The EU Commission has recently overhauled data protection legislation which means significant changes will be implemented over the next 12 to 24 months.
Individuals have a right to protection of their personal data, and the new legislation standardises data protection across the EU. It offers a high level of protection for personal data to individuals who will be permitted to make claims against companies that mishandle personal data.
Fines for noncompliance are steep and can run up to the larger of €100 million or 5% of annual income. Businesses and marketing firms which collect personal data will need to change their practices in a relatively short period of time to comply. All terms and conditions, and opt-in procedures are likely to need reviewing and updating.
New Requirements Under the EU Data Protection Act
The EU Data Protection reforms bring several new requirements for collecting personal data from customers with much of the regulation centering around obtaining consent from the individual regarding how the data is used.
Consent must be ‘specific’ and ‘informed’ with information explained in an easily understood manner; implied consent is not sufficient. For instance, a customer must be offered the right to be forgotten or to have their personal data deleted and must be told of this upfront to prove consent as well be offered options for contact.

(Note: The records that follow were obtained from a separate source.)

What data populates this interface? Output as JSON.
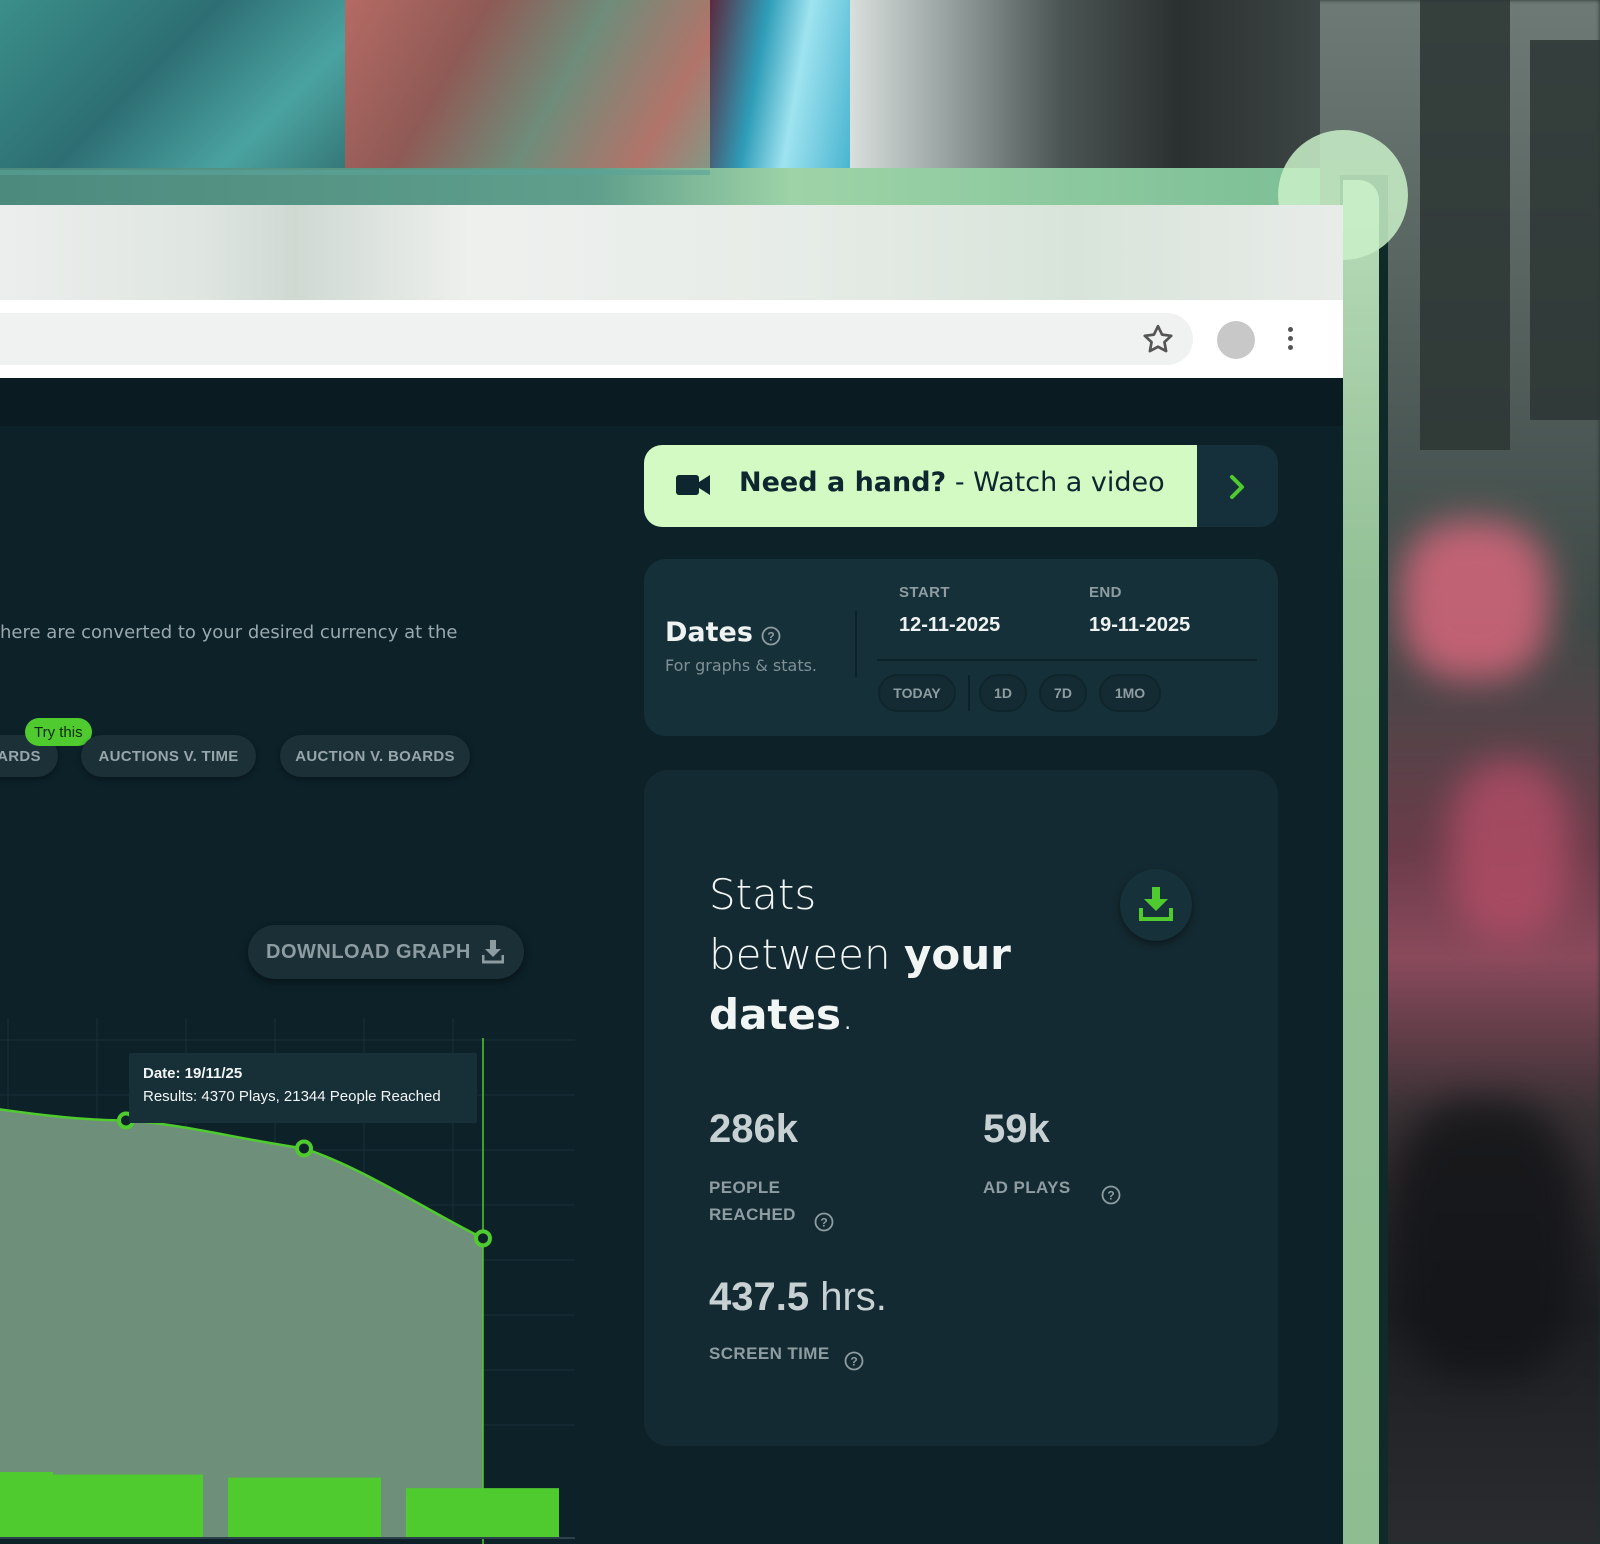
{
  "browser": {
    "icons": {
      "bookmark": "star-icon",
      "profile": "avatar",
      "menu": "kebab-icon"
    }
  },
  "analytics": {
    "currency_note": "here are converted to your desired currency at the",
    "try_badge": "Try this",
    "tabs": [
      {
        "label": "ARDS"
      },
      {
        "label": "AUCTIONS V. TIME"
      },
      {
        "label": "AUCTION V. BOARDS"
      }
    ],
    "download_graph_label": "DOWNLOAD GRAPH",
    "tooltip": {
      "line1": "Date: 19/11/25",
      "line2": "Results: 4370 Plays, 21344 People Reached"
    }
  },
  "help": {
    "bold": "Need a hand?",
    "rest": " - Watch a video",
    "icons": {
      "video": "video-camera-icon",
      "arrow": "chevron-right-icon"
    }
  },
  "dates": {
    "title": "Dates",
    "subtitle": "For graphs & stats.",
    "start_label": "START",
    "start_value": "12-11-2025",
    "end_label": "END",
    "end_value": "19-11-2025",
    "quick": [
      "TODAY",
      "1D",
      "7D",
      "1MO"
    ]
  },
  "stats": {
    "title_line1": "Stats",
    "title_line2_a": "between ",
    "title_line2_b": "your",
    "title_line3_a": "dates",
    "title_line3_b": ".",
    "people_reached": {
      "value": "286k",
      "label_line1": "PEOPLE",
      "label_line2": "REACHED"
    },
    "ad_plays": {
      "value": "59k",
      "label": "AD PLAYS"
    },
    "screen_time": {
      "value": "437.5",
      "unit": " hrs.",
      "label": "SCREEN TIME"
    }
  },
  "colors": {
    "accent_green": "#4fcb2f",
    "help_bg": "#d2fac2",
    "page_bg": "#0c2128",
    "card_bg": "#142a32"
  },
  "chart_data": {
    "type": "line",
    "note_visible_points": "partial view; only rightmost points visible",
    "series": [
      {
        "values": [
          21344,
          20400,
          19000,
          14500
        ]
      }
    ],
    "bars": [
      4370,
      4200,
      4000,
      3300
    ],
    "highlight_point_index": 3
  }
}
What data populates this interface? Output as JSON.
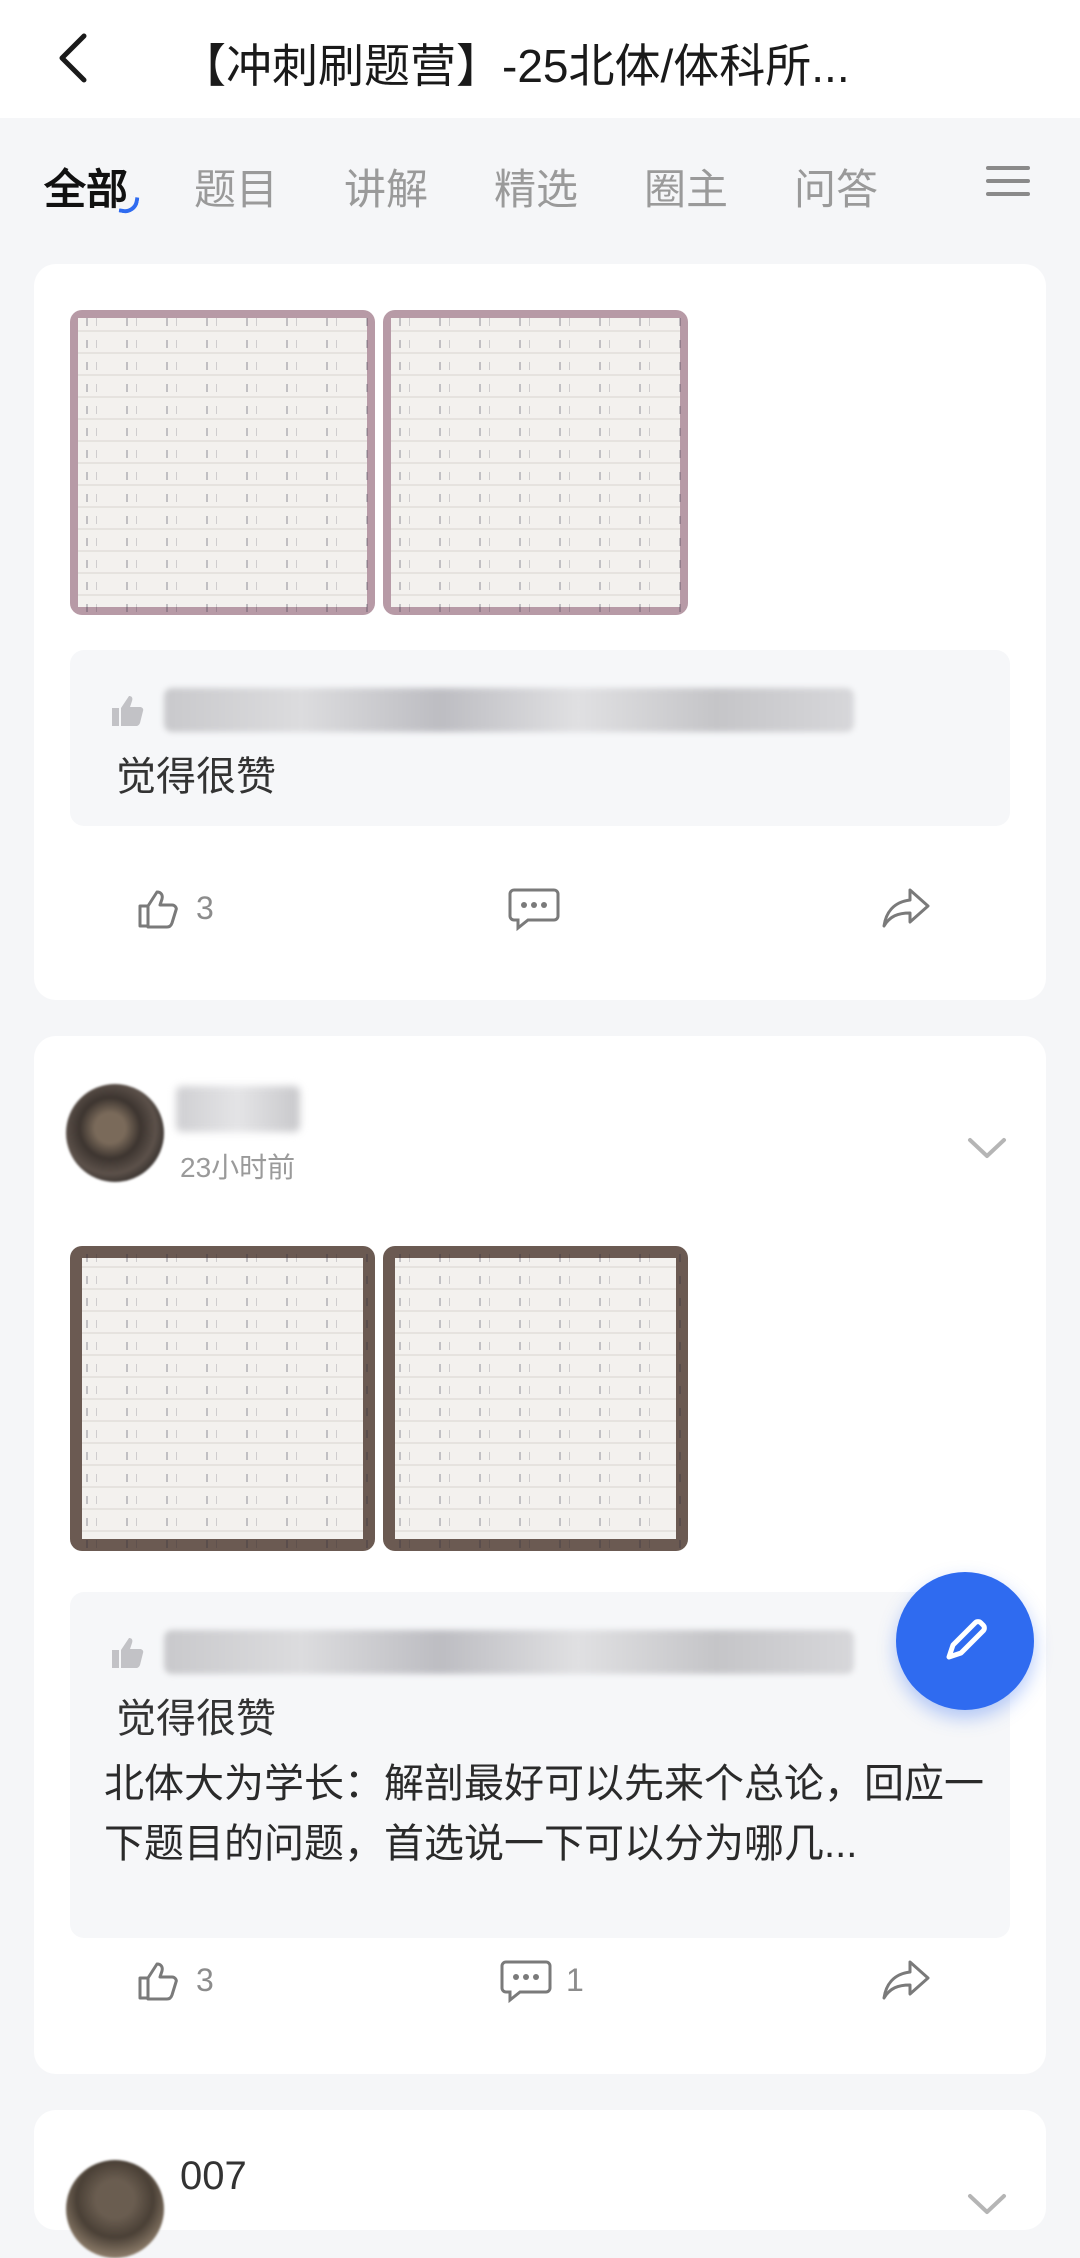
{
  "header": {
    "title": "【冲刺刷题营】-25北体/体科所..."
  },
  "tabs": [
    {
      "label": "全部",
      "active": true
    },
    {
      "label": "题目",
      "active": false
    },
    {
      "label": "讲解",
      "active": false
    },
    {
      "label": "精选",
      "active": false
    },
    {
      "label": "圈主",
      "active": false
    },
    {
      "label": "问答",
      "active": false
    }
  ],
  "posts": [
    {
      "likes_summary_suffix": "觉得很赞",
      "like_count": "3",
      "comment_count": "",
      "images": [
        "handwritten-notes-1",
        "handwritten-notes-2"
      ]
    },
    {
      "time": "23小时前",
      "likes_summary_suffix": "觉得很赞",
      "comment_author": "北体大为学长：",
      "comment_text": "解剖最好可以先来个总论，回应一下题目的问题，首选说一下可以分为哪几...",
      "like_count": "3",
      "comment_count": "1",
      "images": [
        "handwritten-notes-3",
        "handwritten-notes-4"
      ]
    },
    {
      "author": "007"
    }
  ],
  "colors": {
    "accent": "#2f6bf0",
    "background": "#f5f6f8",
    "card": "#ffffff"
  }
}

This applies to existing customers as well, who must be notified in a clear way to demonstrate specific consent for how their data is used.
All B2B marketing that contains names and addresses, whether home or business, will fall under the consent requirement, and third party businesses that might purchase personal data should thoroughly ensure that proper and explicit consent and opt-in was received from the individuals in order to avoid liability.
Controversy Over the New Data Protection Requirements
The new legislation has not come without controversy.
The European Court of Justice recently ordered Google to delete personal data from its search engine based on an individual’s argument that the data was no longer accurate or representative. While some perceived this as a judicial solidification of the right to be forgotten, civil liberties groups are still concerned about censorship and that private companies, and not courts, will begin to make internal decisions regarding data in order to avoid financial liability or lengthy litigation.
Google is now reporting requests to watchdogs and has so far received 91,000 requests on 328,000 links. However, websites have been set up to list examples of deleted data, and this 'knock-on effect' response to perceived censorship by companies may challenge enforcement and effectiveness. Nevertheless, companies dealing with any personal data need to comply with the consent and ‘right to be forgotten’ orders within the allotted timeframe.